Cadonilimab as second-line therapy in immunotherapy-resistant squamous NSCLC: a case report and review

Abstract

Immune checkpoint inhibitors (ICIs) have become a pivotal therapeutic option for the treatment of advanced non-small cell lung cancer (NSCLC), particularly as a standard first-line therapy. However, most patients eventually develop resistance to ICIs, and the options for second-line treatment remain limited with suboptimal efficacy. Cadonilimab, a novel bispecific antibody targeting programmed death-1 (PD-1) and cytotoxic T-lymphocyte-associated antigen 4 (CTLA-4), has demonstrated promising antitumor activity with a manageable safety profile. Nevertheless, its clinical efficacy in patients who have developed resistance to prior immunotherapy remains largely unexplored. This report presents a case of an elderly patient with early-stage NSCLC who developed resistance following first-line immunotherapy. After receiving subsequent treatment with cadonilimab, the patient achieved a partial response (PR) at the third cycle. The patient experienced substantial clinical improvement, including marked relief from chest tightness and shortness of breath, as evidenced by a reduction in modified Medical Research Council (mMRC) dyspnea grade from 3 to 1. The quality of life improved significantly, as indicated by a rise in the Karnofsky Performance Status (KPS) score from 60 to 80. Progression-free survival (PFS) was extended to 17 months, and the patient continues to derive clinical benefit. No immune-related adverse events (irAEs) affecting daily life occurred throughout the entire course of therapy. These findings suggest that cadonilimab may serve as a promising subsequent-line therapeutic option for patients with immunotherapy resistance.

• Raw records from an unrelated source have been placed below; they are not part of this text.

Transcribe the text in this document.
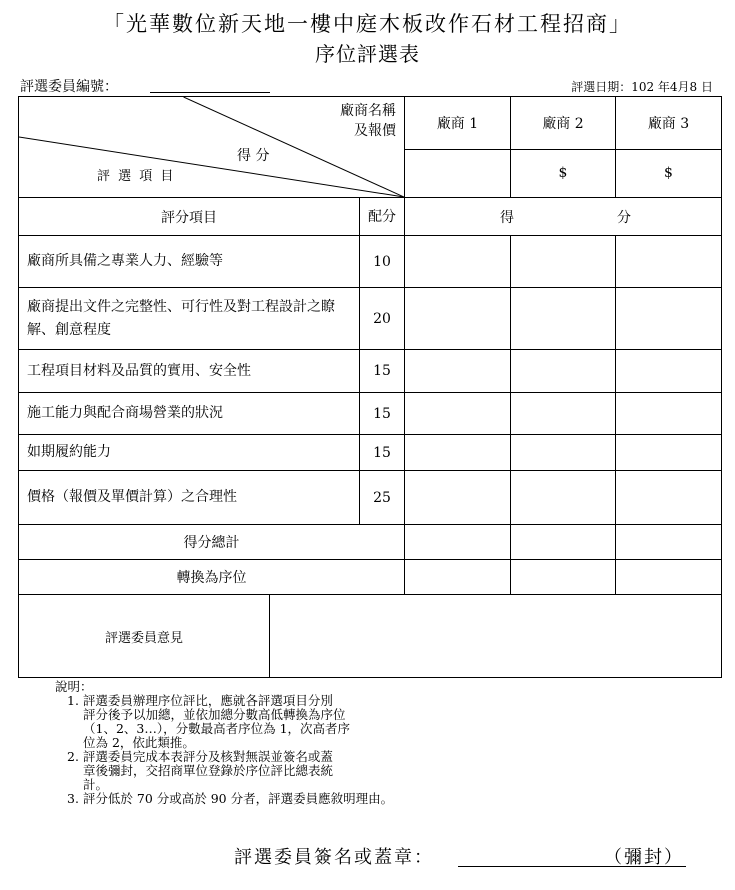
「光華數位新天地一樓中庭木板改作石材工程招商」
序位評選表
評選委員編號：	評選日期：102 年4月8 日
廠商名稱
及報價
得 分
評 選 項 目		廠商 1	廠商 2	廠商 3
			$	$
評分項目	配分	得 分		

廠商所具備之專業人力、經驗等	10			
廠商提出文件之完整性、可行性及對工程設計之瞭解、創意程度	20			
工程項目材料及品質的實用、安全性	15			
施工能力與配合商場營業的狀況	15			
如期履約能力	15			
價格（報價及單價計算）之合理性	25			
得分總計				
轉換為序位				

評選委員意見				
說明：
1. 評選委員辦理序位評比，應就各評選項目分別
評分後予以加總，並依加總分數高低轉換為序位
（1、2、3…），分數最高者序位為 1，次高者序
位為 2，依此類推。
2. 評選委員完成本表評分及核對無誤並簽名或蓋
章後彌封，交招商單位登錄於序位評比總表統
計。
3. 評分低於 70 分或高於 90 分者，評選委員應敘明理由。
評選委員簽名或蓋章：	（彌封）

Keywords: PD-1/CTLA-4 bispecific; case report; immunotherapy; immunotherapy resistance; squamous non-small cell lung cancer.

Figure 1

Representative baseline diagnostic assessments prior to treatment initiation. (A, B) Contrast-enhanced chest CT demonstrated a space-occupying lesion in the right lower hilar region, accompanied by obstructive pneumonia. (C) Bronchoscopic examination revealed an endobronchial mass causing luminal obstruction of the dorsal segment of the right lower lobe. (D) Histopathological analysis with hematoxylin and eosin (H&E) staining confirmed poorly differentiated squamous cell carcinoma (original magnification, ×100). (E) Immunohistochemical staining revealed PD-L1 expression with a tumor proportion score (TPS) of 55%.

Figure 2

(A) Representative PET/CT imaging during pembrolizumab therapy. (a) PET/CT performed on April 7, 2021, showed a marked reduction in the size of the right lower lobe lesion compared to baseline (Figure 1A). (b) PET/CT conducted on March 31, 2022, demonstrated significant progression of the lesion in the right lower lobe relative to image (A, B) Serial contrast-enhanced chest CT scans before and after radiotherapy. (a) CT scan obtained on November 21, 2022, prior to radiotherapy. (b) CT scan performed on February 20, 2023, approximately six weeks post-radiotherapy completion, indicating complete response (CR).

Figure 3

(A) Radiographic evaluation of cadonilimab as second-line therapy following disease progression on pembrolizumab. (a) Chest CT performed on October 16, 2023, prior to initiating cadonilimab. (b) Chest CT conducted on December 11, 2023, after three cycles of cadonilimab. (c) Chest CT obtained on March 6, 2025, following 22 cycles of cadonilimab therapy. (B) A transient and mild elevation in serum high-sensitivity cardiac troponin T (hs-cTnT) levels was observed during treatment(reference range: 0–0.014 μg/L).

Figure 4

The treatment timeline for the patient. From December 28, 2020, to March 31, 2022, the patient received pembrolizumab therapy. Following disease progression, cadonilimab was initiated on January 22, 2024.